According to the U.S. Attorney’s Office, guards at California State Prison-Sacramento were escorting a handcuffed inmate when one of them “bent down behind the inmate and pulled the inmate’s legs out from under him.” The inmate fell forward, struck his head on the concrete and died two days later. Then the two guards allegedly filed “false reports in order to impede and obstruct the ensuing federal investigation.”

The courts will examine these specific allegations, but the big question is how widespread such behavior might be in the state’s prison and jail systems – and, if so, what to do about it. According to a Sacramento Bee report, the head of the Assembly Public Safety Committee, Reggie Jones-Sawyer, D-Los Angeles, has called on the state Department of Justice to launch an investigation. That seems like a reasonable place to begin.

Per the report, Jones-Sawyer sent a letter this month to Attorney General Xavier Becerra, in which he  argued that this incident raises “concerns that more offenses against inmates have gone unnoticed, unreported or have been altered to justify the assault and protect the officer(s). … We cannot tolerate a culture … that allows for violations of inmates’ rights and jeopardizes their safety.”

Jones-Sawyer also referred to a California Office of Inspector General report from 2018 that found only 52 percent of use-of-force incidents in the state’s prison system fully met the California Department of Corrections and Rehabilitation’s standards. Slap-on-the-wrist punishments such as additional training or “formal counseling” seem to be the norm at the department.

Some of the IG’s findings were inexplicable. What explains such low compliance rates with procedures for video recording interviews with inmates who make excessive-force claims? In certain use-of-force situations, the Inspector General found that prison guards had violated departmental policies 75 percent of the time in the evaluated cases. This is disturbing, yet the two-year-old report hasn’t led to any obvious departmental changes.

To counteract the impression that it takes a lackadaisical approach toward such matters, the Department of Justice should quickly comply with Jones-Sawyer’s request. Unfortunately, Attorney General Xavier Becerra is closely aligned politically with the state’s law-enforcement unions and has often resisted reforms to boost the oversight of California’s police officers and prison guards.

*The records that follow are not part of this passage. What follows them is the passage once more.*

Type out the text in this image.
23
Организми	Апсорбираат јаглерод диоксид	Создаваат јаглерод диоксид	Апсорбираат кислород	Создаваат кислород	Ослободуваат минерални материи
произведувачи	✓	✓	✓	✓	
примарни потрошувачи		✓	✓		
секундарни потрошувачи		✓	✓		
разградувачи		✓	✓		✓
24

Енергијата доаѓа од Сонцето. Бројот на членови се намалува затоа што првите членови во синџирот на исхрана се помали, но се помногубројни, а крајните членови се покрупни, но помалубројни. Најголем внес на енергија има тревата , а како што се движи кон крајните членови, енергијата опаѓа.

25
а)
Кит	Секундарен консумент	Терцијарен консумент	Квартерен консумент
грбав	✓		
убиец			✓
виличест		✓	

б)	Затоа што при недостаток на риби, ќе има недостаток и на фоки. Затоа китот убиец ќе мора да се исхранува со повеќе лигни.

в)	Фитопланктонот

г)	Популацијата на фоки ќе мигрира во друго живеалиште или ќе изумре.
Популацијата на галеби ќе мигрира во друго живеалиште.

In fact, Jones-Sawyer, who has long advocated for police oversight and criminal justice reform, felt the sting of the prison-guards’ union, which spent approximately $1 million in an unsuccessful bid to defeat him in the November election. In one controversial video ad, a CCPOA spokesman placed crosshairs over the photo of the African American Assembly member. The union pulled it down, but it was one of the most reprehensible ads we’ve seen.

Given the recent federal grand jury action involving those two former guards, this would be a good time for the AG to evaluate the depth of the prison-abuse problem. We applaud Jones-Sawyer for keeping this often-overlooked but important matter on the radar.